Thursday, April 11, 2013

When the Fairy King Lost his Tongue




When the Fairy King Lost his Tongue-Beth Avery
ebook-yes

In the fairy king’s final days, he stopped speaking human.  None of the fairies noticed.  Why would they? I was the only one shut out by my single human language.  I sat and held his hand when he gestured for me, and I smiled encouragingly as he struggled to give his last sweet messages to me.  I tried to be a good daughter-in-law, but the sorrow I felt at not hearing what he was saying was twofold.  It had never occurred to me before that fairies could lose a whole language.  I watched my almost-husband gently rest his fingers on his father’s failing pulse, and worried that someday he might also forget his human words.

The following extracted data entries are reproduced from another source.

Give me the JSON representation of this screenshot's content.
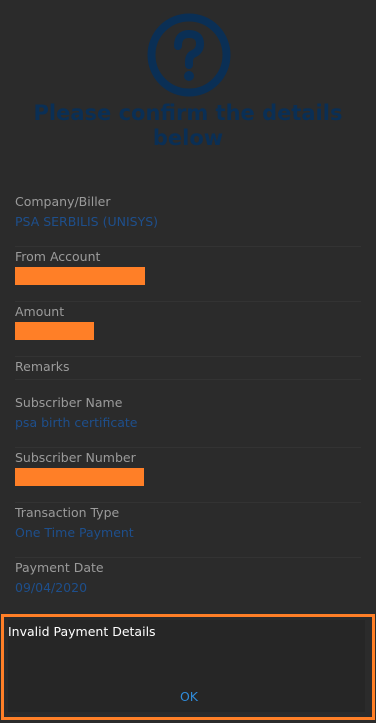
{
  "confirm": {
    "icon": "question-mark-icon",
    "title_line1": "Please confirm the details",
    "title_line2": "below"
  },
  "fields": [
    {
      "label": "Company/Biller",
      "value": "PSA SERBILIS (UNISYS)"
    },
    {
      "label": "From Account",
      "value": "",
      "redacted": true
    },
    {
      "label": "Amount",
      "value": "",
      "redacted": true
    },
    {
      "label": "Remarks",
      "value": ""
    },
    {
      "label": "Subscriber Name",
      "value": "psa birth certificate"
    },
    {
      "label": "Subscriber Number",
      "value": "",
      "redacted": true
    },
    {
      "label": "Transaction Type",
      "value": "One Time Payment"
    },
    {
      "label": "Payment Date",
      "value": "09/04/2020"
    }
  ],
  "dialog": {
    "message": "Invalid Payment Details",
    "ok_label": "OK"
  },
  "colors": {
    "background": "#2b2b2b",
    "title": "#0a2f55",
    "value": "#1e4f8c",
    "label": "#9b9b9b",
    "redaction": "#ff7f27",
    "dialog_bg": "#262626",
    "button": "#2f8bd9"
  }
}
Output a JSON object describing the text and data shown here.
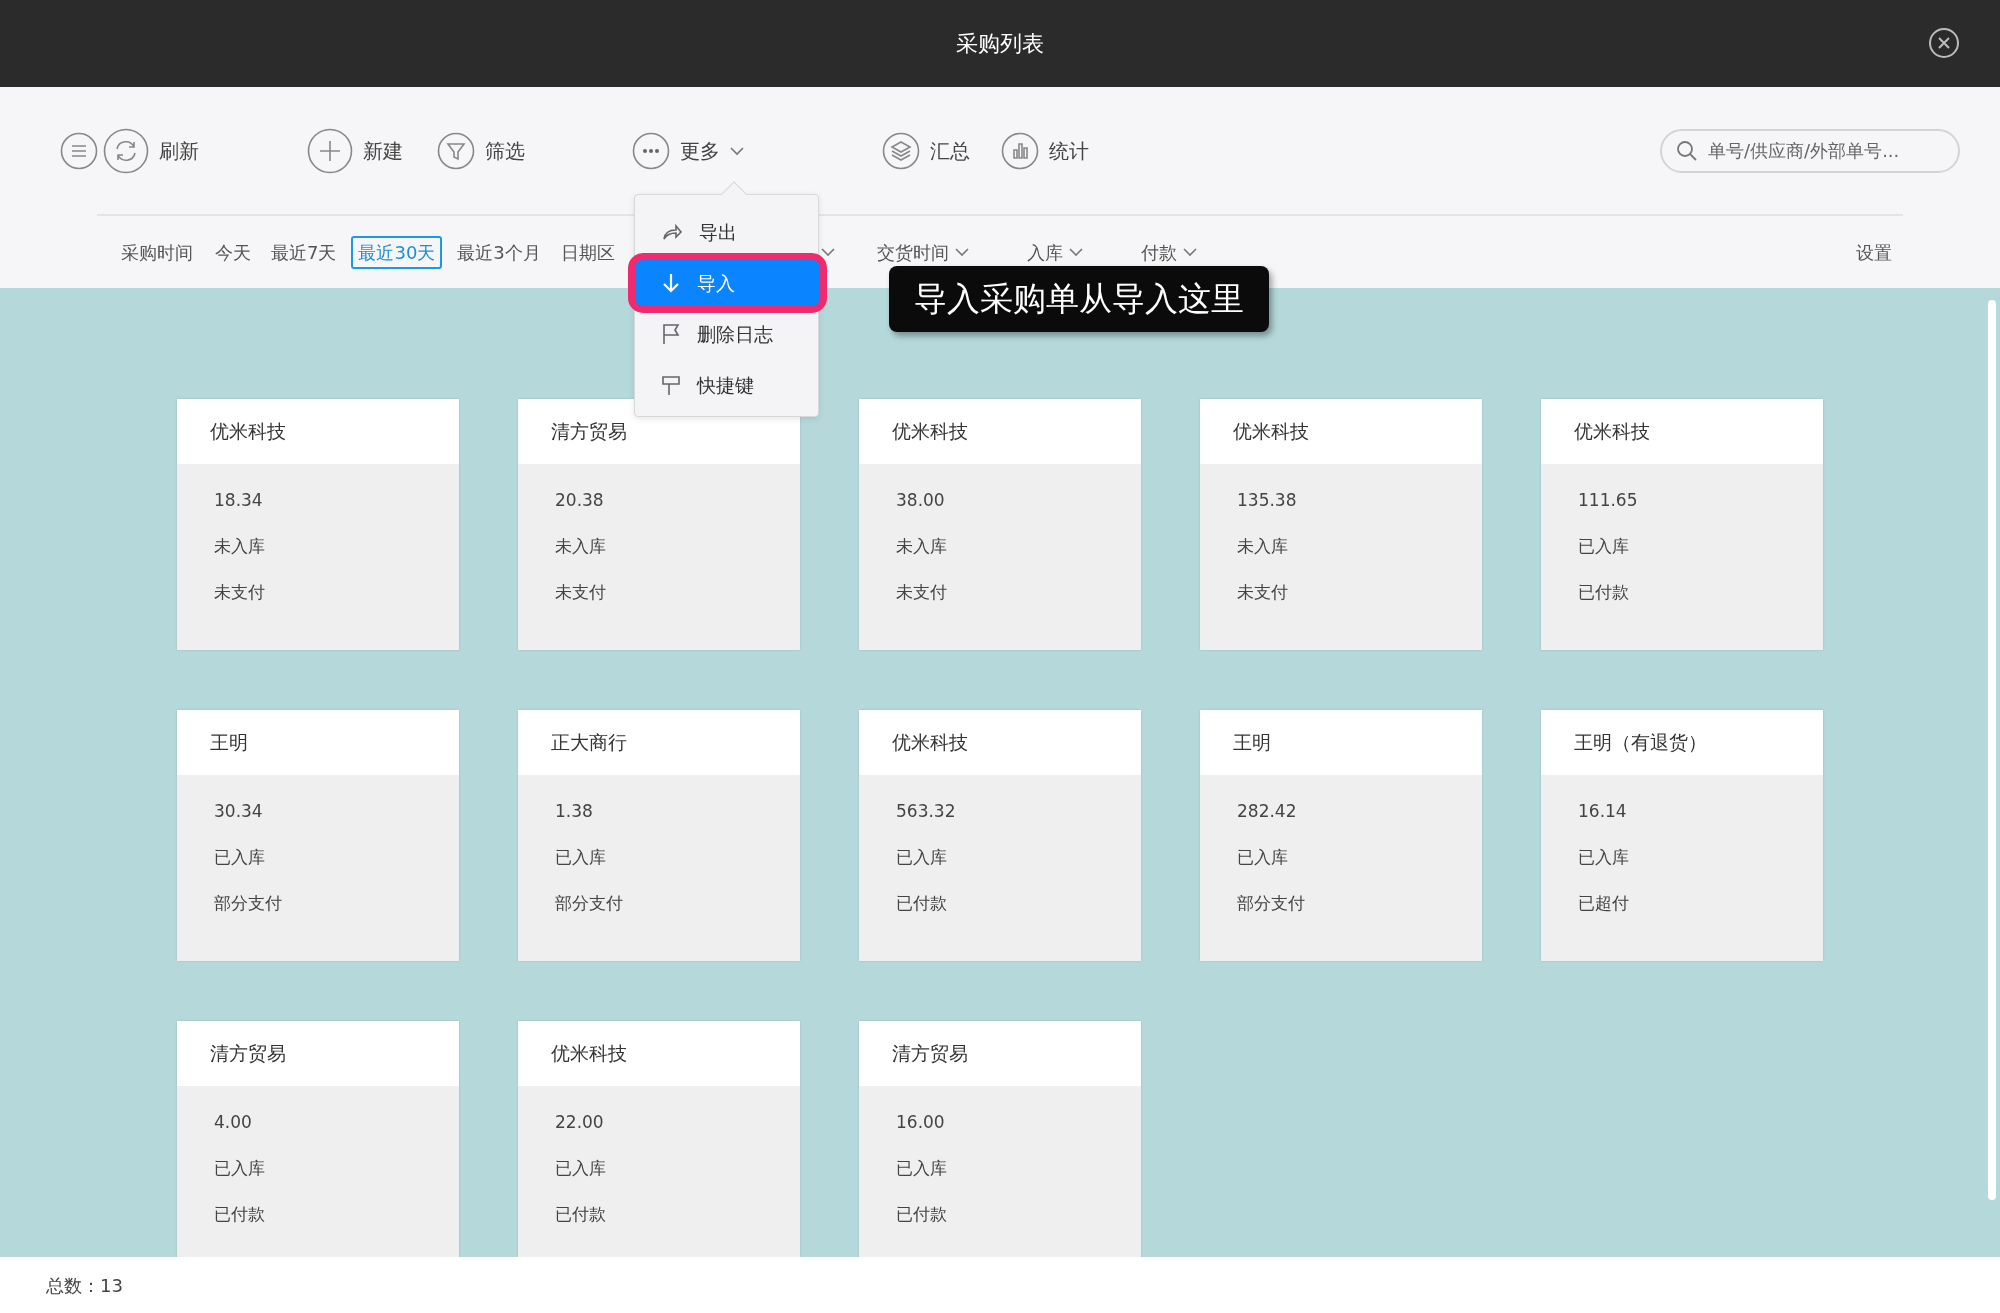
{
  "window": {
    "title": "采购列表"
  },
  "toolbar": [
    {
      "kind": "menu"
    },
    {
      "kind": "refresh",
      "label": "刷新"
    },
    {
      "kind": "new",
      "label": "新建"
    },
    {
      "kind": "filter",
      "label": "筛选"
    },
    {
      "kind": "more",
      "label": "更多"
    },
    {
      "kind": "summary",
      "label": "汇总"
    },
    {
      "kind": "stats",
      "label": "统计"
    }
  ],
  "search": {
    "placeholder": "单号/供应商/外部单号..."
  },
  "filters": {
    "label": "采购时间",
    "presets": [
      {
        "label": "今天",
        "selected": false
      },
      {
        "label": "最近7天",
        "selected": false
      },
      {
        "label": "最近30天",
        "selected": true
      },
      {
        "label": "最近3个月",
        "selected": false
      },
      {
        "label": "日期区",
        "selected": false
      }
    ],
    "dropdowns": [
      {
        "kind": "covered"
      },
      {
        "kind": "labeled",
        "label": "交货时间"
      },
      {
        "kind": "labeled",
        "label": "入库"
      },
      {
        "kind": "labeled",
        "label": "付款"
      }
    ],
    "settings": "设置"
  },
  "more_menu": [
    {
      "kind": "export",
      "label": "导出",
      "selected": false
    },
    {
      "kind": "import",
      "label": "导入",
      "selected": true
    },
    {
      "kind": "log",
      "label": "删除日志",
      "selected": false
    },
    {
      "kind": "shortcut",
      "label": "快捷键",
      "selected": false
    }
  ],
  "tooltip": "导入采购单从导入这里",
  "cards": [
    {
      "name": "优米科技",
      "amount": "18.34",
      "stock": "未入库",
      "payment": "未支付"
    },
    {
      "name": "清方贸易",
      "amount": "20.38",
      "stock": "未入库",
      "payment": "未支付"
    },
    {
      "name": "优米科技",
      "amount": "38.00",
      "stock": "未入库",
      "payment": "未支付"
    },
    {
      "name": "优米科技",
      "amount": "135.38",
      "stock": "未入库",
      "payment": "未支付"
    },
    {
      "name": "优米科技",
      "amount": "111.65",
      "stock": "已入库",
      "payment": "已付款"
    },
    {
      "name": "王明",
      "amount": "30.34",
      "stock": "已入库",
      "payment": "部分支付"
    },
    {
      "name": "正大商行",
      "amount": "1.38",
      "stock": "已入库",
      "payment": "部分支付"
    },
    {
      "name": "优米科技",
      "amount": "563.32",
      "stock": "已入库",
      "payment": "已付款"
    },
    {
      "name": "王明",
      "amount": "282.42",
      "stock": "已入库",
      "payment": "部分支付"
    },
    {
      "name": "王明（有退货）",
      "amount": "16.14",
      "stock": "已入库",
      "payment": "已超付"
    },
    {
      "name": "清方贸易",
      "amount": "4.00",
      "stock": "已入库",
      "payment": "已付款"
    },
    {
      "name": "优米科技",
      "amount": "22.00",
      "stock": "已入库",
      "payment": "已付款"
    },
    {
      "name": "清方贸易",
      "amount": "16.00",
      "stock": "已入库",
      "payment": "已付款"
    }
  ],
  "status_bar": {
    "total": "总数：13"
  }
}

It was so long ago that the fairy king had heard our petition to stay together and yet not marry.  He had not warned us that there would be a price.  Instead, he had praised us for forging a new path.  If we married, one of us would have to give up who we were.  There were no part human/part fairy marriages.  The magic didn’t work that way.  Every fairy and human couple had to choose whether one partner became wholly human or one partner became wholly fairy. 

My almost-husband had been the child of a no longer human mother who often went blank with her longing for lost places, lost people, lost selves.  It had wounded him when she could not see or hear him because she was wandering a home she could no longer touch.  Eventually his fairy father gave up on her, unable to love the distant fairy wife who had replaced his vivacious human lover.  “We are in love with who we are now,” my almost-husband explained when he said he would not marry me, and I agreed that I did not want to risk becoming blank or watching him become blank. 

There is always a part of us that is separate from the other, and we appreciate that.  We know that humans and fairies do not usually stay together like this, but we navigate each other’s worlds with great grace and fluidity.  All the fairies are kind to me.  All the humans love my almost-husband.  There are no problems.

Except I don’t speak fairy.  I don’t speak blue heron or spring peeper or red squirrel.  I only speak one human language.  Although I speak very well in that human language, I sometimes get tired of politely waiting for my almost-husband to remember that I can’t understand the robin’s wonderful news or the brownie’s hilarious joke or the troll’s grumbled warning.  He always smiles and apologizes and carefully reconstructs the conversation for my pitiful one language brain.  It’s not reasonable to blame him for the parts of his world that I have chosen not to share.  Just as he patiently waits while I do some completely incomprehensible human activity like shop for garden plants or program the microwave for dinner, I must patiently wait when fairy life dominates his attention.  That is the agreement we made.

Still, I cannot help but ask my almost-husband if he’ll age and lose his human tongue.  He smiles reassuringly.  “No, no.  I don’t even think in fairy any more.  I only think in human since we’ve been together.”  I nod, but it isn’t true.  I know at night he dreams in fairy, because his whispers are never in human.